На этот раз явился он открыто; в Хрептеве знали уже, что он посредник меж Азьей и ротмистрами тех липеков и черемисов, что перешли нынче на службу к султану. Оба заперлись на квартире у Азьи, и Халим, отбив причитающиеся Тугай-беевичу поклоны, ожидал вопросов, скрестив руки на груди и склонив голову.
— Письма есть? — спросил его Азья.
— Нет, эфенди. Все велели передать на словах!
— Так говори же!
— Война неизбежна. Весной надлежит всем нам под Адрианополь идти. Болгарам приказано уже сено и ячмень туда свозить.
— А хан где будет?
— Хан через Дикое Поле прямо на Украйну к Дорошу направится.
— Что в стане слыхать?
— Войне все рады, весны ждут не дождутся — нужда нынче в стане, хотя зима только началась.
— Нужда, говоришь?
— Лошадей пало гибель. В Белгороде нашлись даже охотники в неволю уйти, лишь бы как-то до весны продержаться. Лошади попадали оттого, эфенди, что осенью трава в степи была чалая. Солнцем ее пожгло.
— А о сыне Тугай-бея слыхали?
— Лишь то, что ты мне говорить дозволил. Весть ту разнесли липеки и черемисы, однако правды никто толком не знает. И еще слух пошел, будто Речь Посполитая волю и землю даст им и на службу призовет под начало сына Тугай-беева. Вот и всполошились улусы, что победнее. Хотят, эфенди, ох хотят! А другие толкуют, будто пустое это, будто Речь Посполитая войско против них вышлет, а Тугай-беева сына никакого и нету вовсе. Еще были у нас купцы из Крыма, и там то же; одни уверяют: «Объявился сын Тугай-бея» — и бунтуются, а другие «нету» твердят и тех удерживают. Но кабы весть разнеслась, что ваша милость на службу зовет, землю и волю сулит, полчища бы двинулись… Только сказать дозвольте…

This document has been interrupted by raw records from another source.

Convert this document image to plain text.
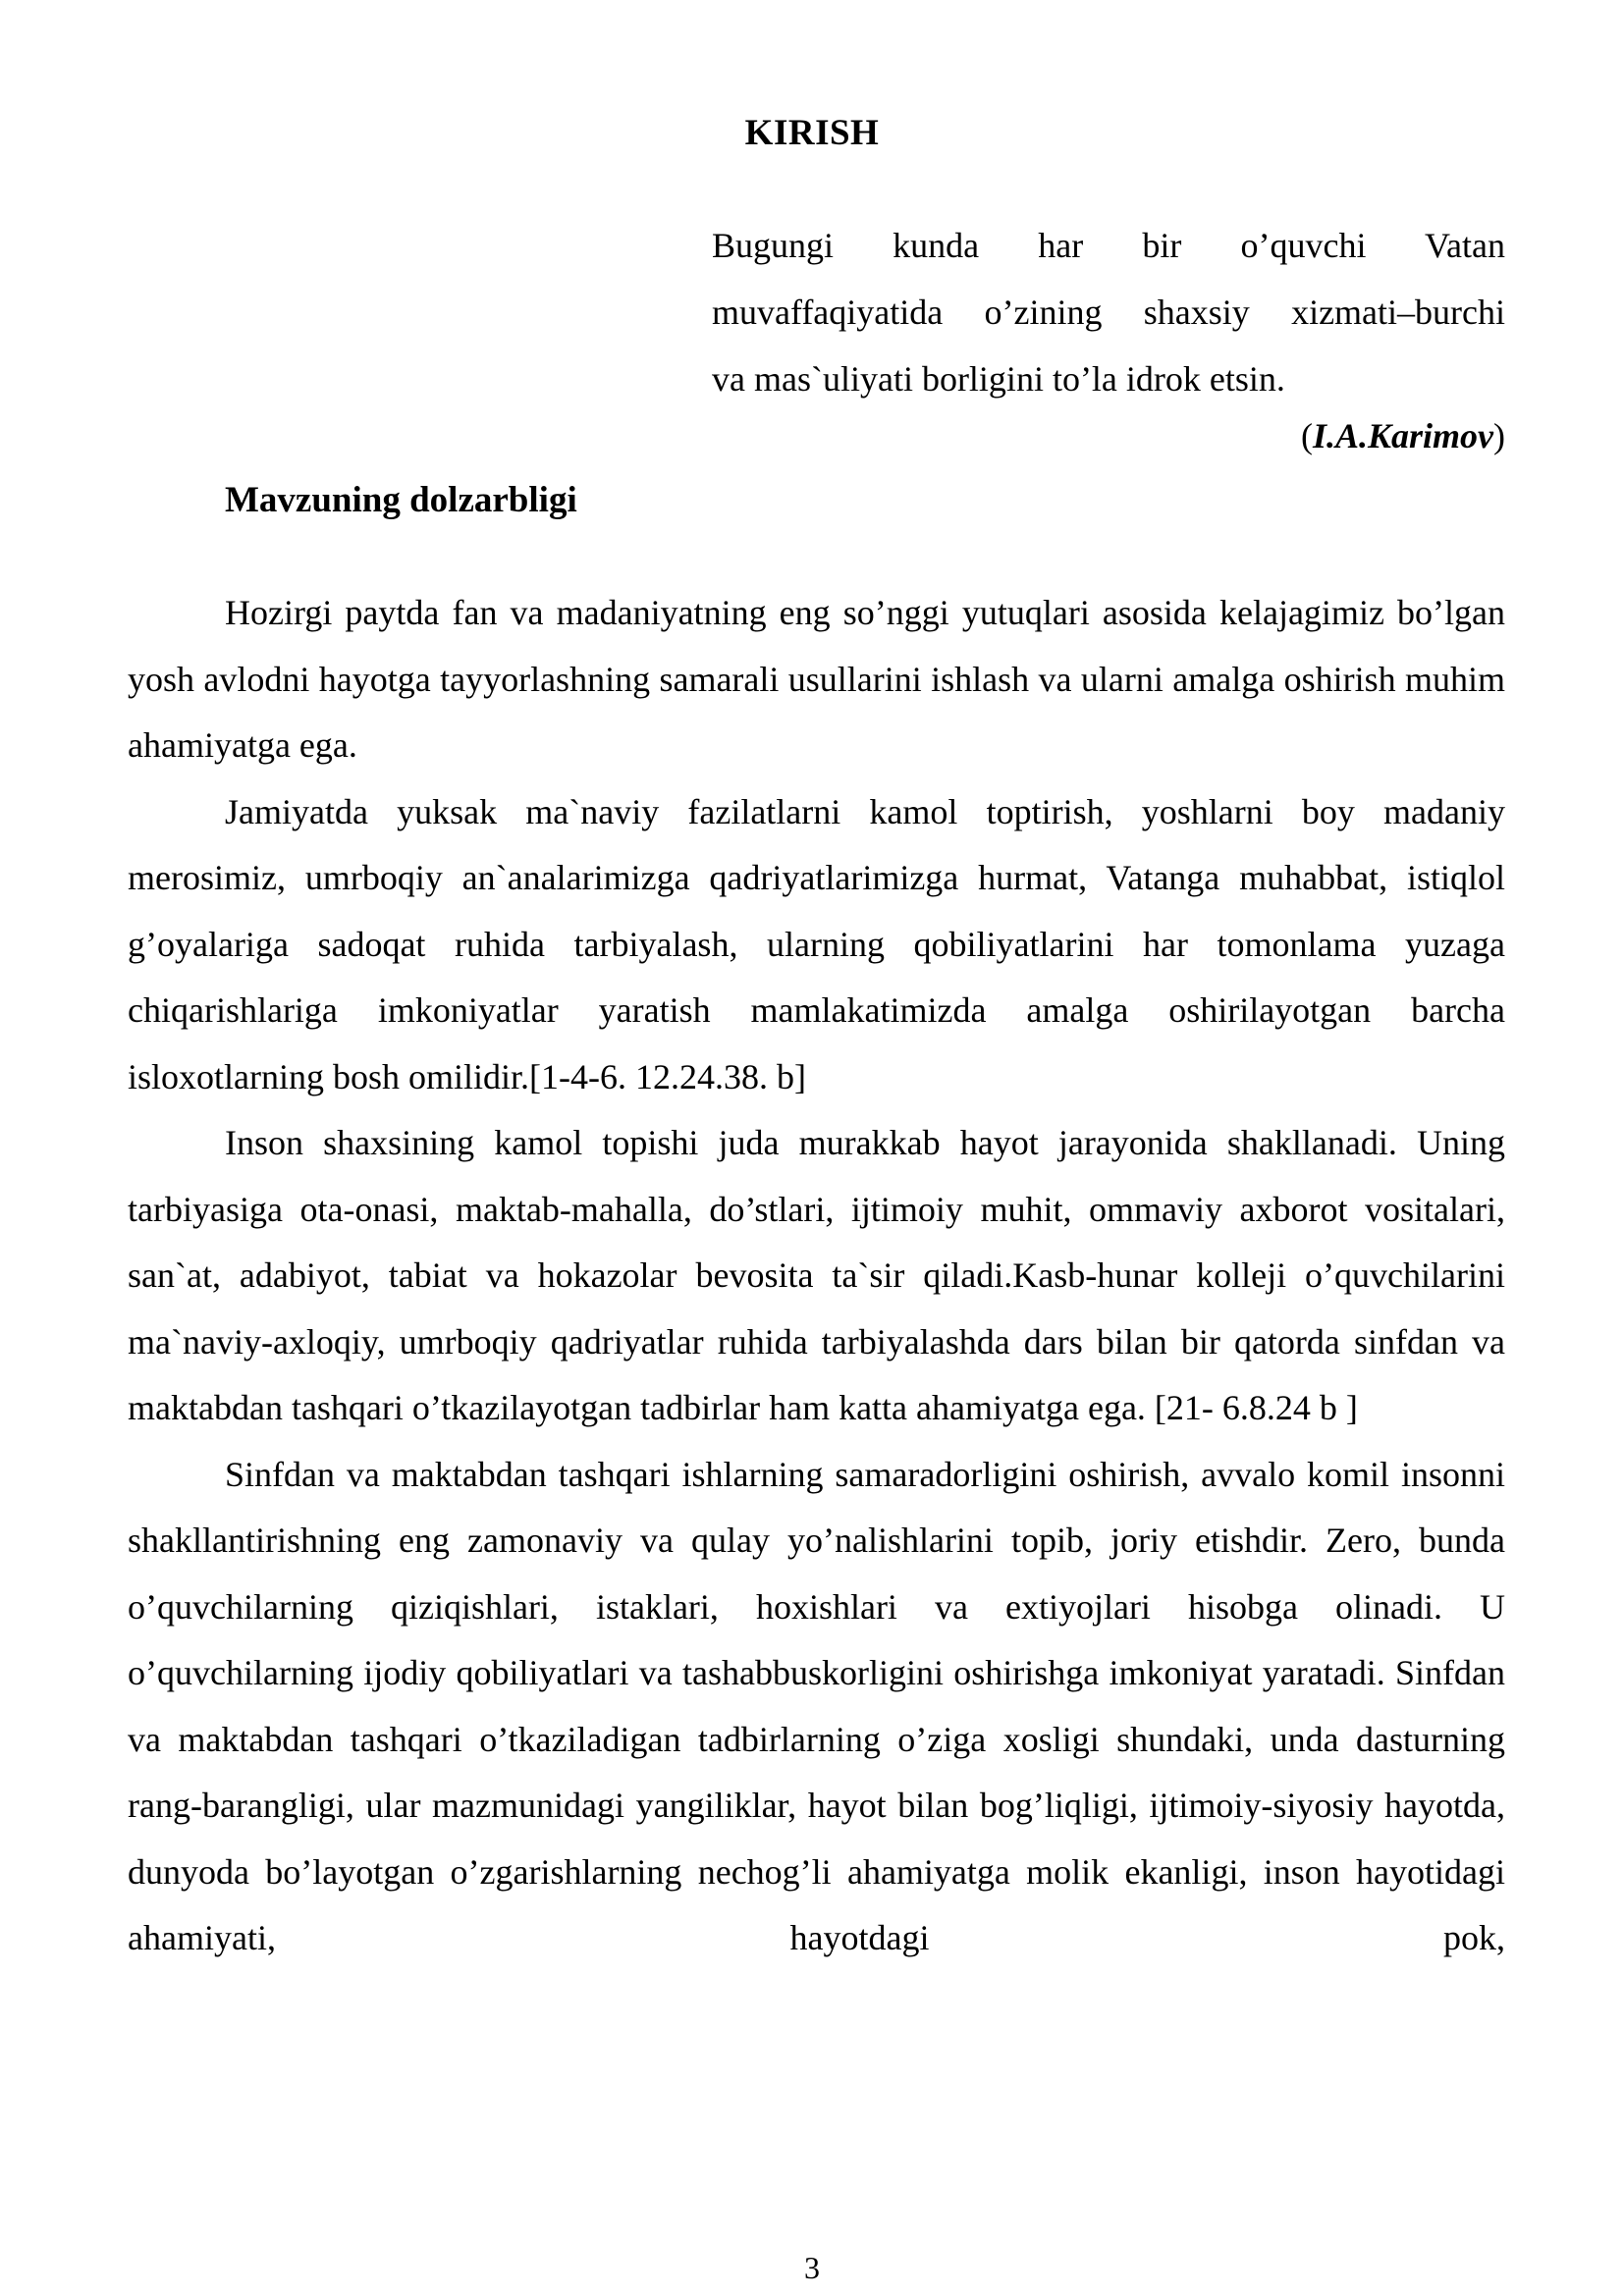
KIRISH
Bugungi kunda har bir o’quvchi Vatan
muvaffaqiyatida o’zining shaxsiy xizmati–burchi
va mas`uliyati borligini to’la idrok etsin.
(I.A.Karimov)
Mavzuning dolzarbligi

Hozirgi paytda fan va madaniyatning eng so’nggi yutuqlari asosida kelajagimiz bo’lgan yosh avlodni hayotga tayyorlashning samarali usullarini ishlash va ularni amalga oshirish muhim ahamiyatga ega.

Jamiyatda yuksak ma`naviy fazilatlarni kamol toptirish, yoshlarni boy madaniy merosimiz, umrboqiy an`analarimizga qadriyatlarimizga hurmat, Vatanga muhabbat, istiqlol g’oyalariga sadoqat ruhida tarbiyalash, ularning qobiliyatlarini har tomonlama yuzaga chiqarishlariga imkoniyatlar yaratish mamlakatimizda amalga oshirilayotgan barcha isloxotlarning bosh omilidir.[1-4-6. 12.24.38. b]

Inson shaxsining kamol topishi juda murakkab hayot jarayonida shakllanadi. Uning tarbiyasiga ota-onasi, maktab-mahalla, do’stlari, ijtimoiy muhit, ommaviy axborot vositalari, san`at, adabiyot, tabiat va hokazolar bevosita ta`sir qiladi.Kasb-hunar kolleji o’quvchilarini ma`naviy-axloqiy, umrboqiy qadriyatlar ruhida tarbiyalashda dars bilan bir qatorda sinfdan va maktabdan tashqari o’tkazilayotgan tadbirlar ham katta ahamiyatga ega. [21- 6.8.24 b ]

Sinfdan va maktabdan tashqari ishlarning samaradorligini oshirish, avvalo komil insonni shakllantirishning eng zamonaviy va qulay yo’nalishlarini topib, joriy etishdir. Zero, bunda o’quvchilarning qiziqishlari, istaklari, hoxishlari va extiyojlari hisobga olinadi. U o’quvchilarning ijodiy qobiliyatlari va tashabbuskorligini oshirishga imkoniyat yaratadi. Sinfdan va maktabdan tashqari o’tkaziladigan tadbirlarning o’ziga xosligi shundaki, unda dasturning rang-barangligi, ular mazmunidagi yangiliklar, hayot bilan bog’liqligi, ijtimoiy-siyosiy hayotda, dunyoda bo’layotgan o’zgarishlarning nechog’li ahamiyatga molik ekanligi, inson hayotidagi ahamiyati, hayotdagi pok,

3
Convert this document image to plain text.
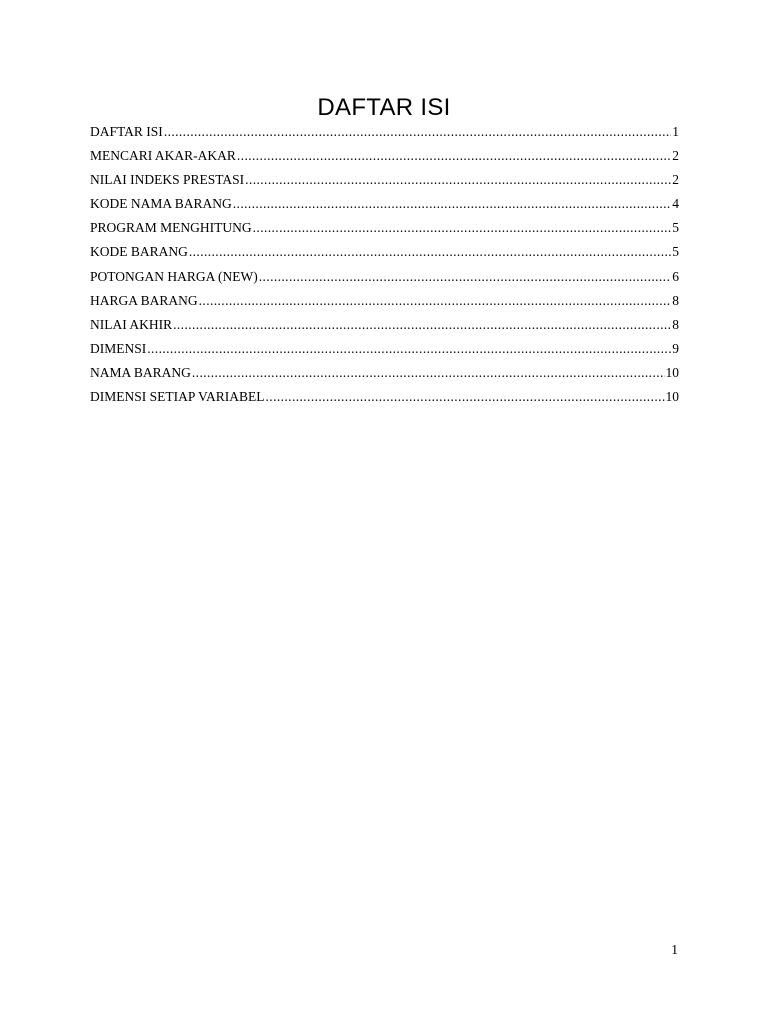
DAFTAR ISI
DAFTAR ISI .....	1
MENCARI AKAR-AKAR .....	2
NILAI INDEKS PRESTASI .....	2
KODE NAMA BARANG .....	4
PROGRAM MENGHITUNG .....	5
KODE BARANG .....	5
POTONGAN HARGA (NEW) .....	6
HARGA BARANG .....	8
NILAI AKHIR .....	8
DIMENSI .....	9
NAMA BARANG .....	10
DIMENSI SETIAP VARIABEL .....	10
1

Лицо Азьи прояснилось от удовольствия, большими шагами меряя комнату, он сказал:
— Будь благословен под моей крышей, Халим! Садись и ешь!
— Я верный пес твой и слуга, — ответил старый татарин.
Азья хлопнул в ладоши, на знак его вошел денщик и по его приказу тотчас принес еду: горелку, вяленое мясо, хлеб, сласти и несколько пригоршней сушеных арбузных семечек, излюбленного, как и семечки подсолнуха, лакомства татар.
— Ты друг мне, а не слуга, — сказал Азья, когда денщик вышел, — будь благословен, ибо ты приносишь добрые вести: садись и ешь!
Халим с живостью принялся за еду, и, пока не кончил, они не обменялись ни словом; подкрепившись, Халим стал следить глазами за Азьей, ожидая, когда тот заговорит.
— Здесь уже знают, кто я, — сказал наконец Тугай-беевич.
— И что же, эфенди?
— А ничего. Только больше уважать стали. Все равно я должен был открыться, когда б до дела дошло. А оттягивал потому, что вестей из орды ожидал, хотелось, чтобы гетману прежде других стало обо мне все известно, но приехал Нововейский и узнал меня.
— Молодой? — с тревогой спросил Халим.
— Не молодой, старый. Аллах их всех пригнал сюда, и девку тоже. Шайтан их побери. Только бы гетманом стать, уж натешусь я ими. Девку сватают мне, ну да ладно! В гареме тоже нужны невольницы!
— Старый сватает?
— Нет… Она!.. Она полагает, я ту люблю!
— Эфенди! — с поклоном сказал Халим. — Я раб дома твоего и не дерзаю пред тобою слово молвить, но я меж липеками тебя сразу признал, я под Брацлавом открыл тебе, кто ты, и с той поры верно тебе служу; я и другим сказал, чтоб за господина тебя почитали, но, хотя все они тебе преданы, никто не любит тебя так, как я; дозволено ли мне будет слово молвить?
— Молви.
— Маленького рыцаря остерегайся. Страшен он, в Крыму и в Добрудже знаменит.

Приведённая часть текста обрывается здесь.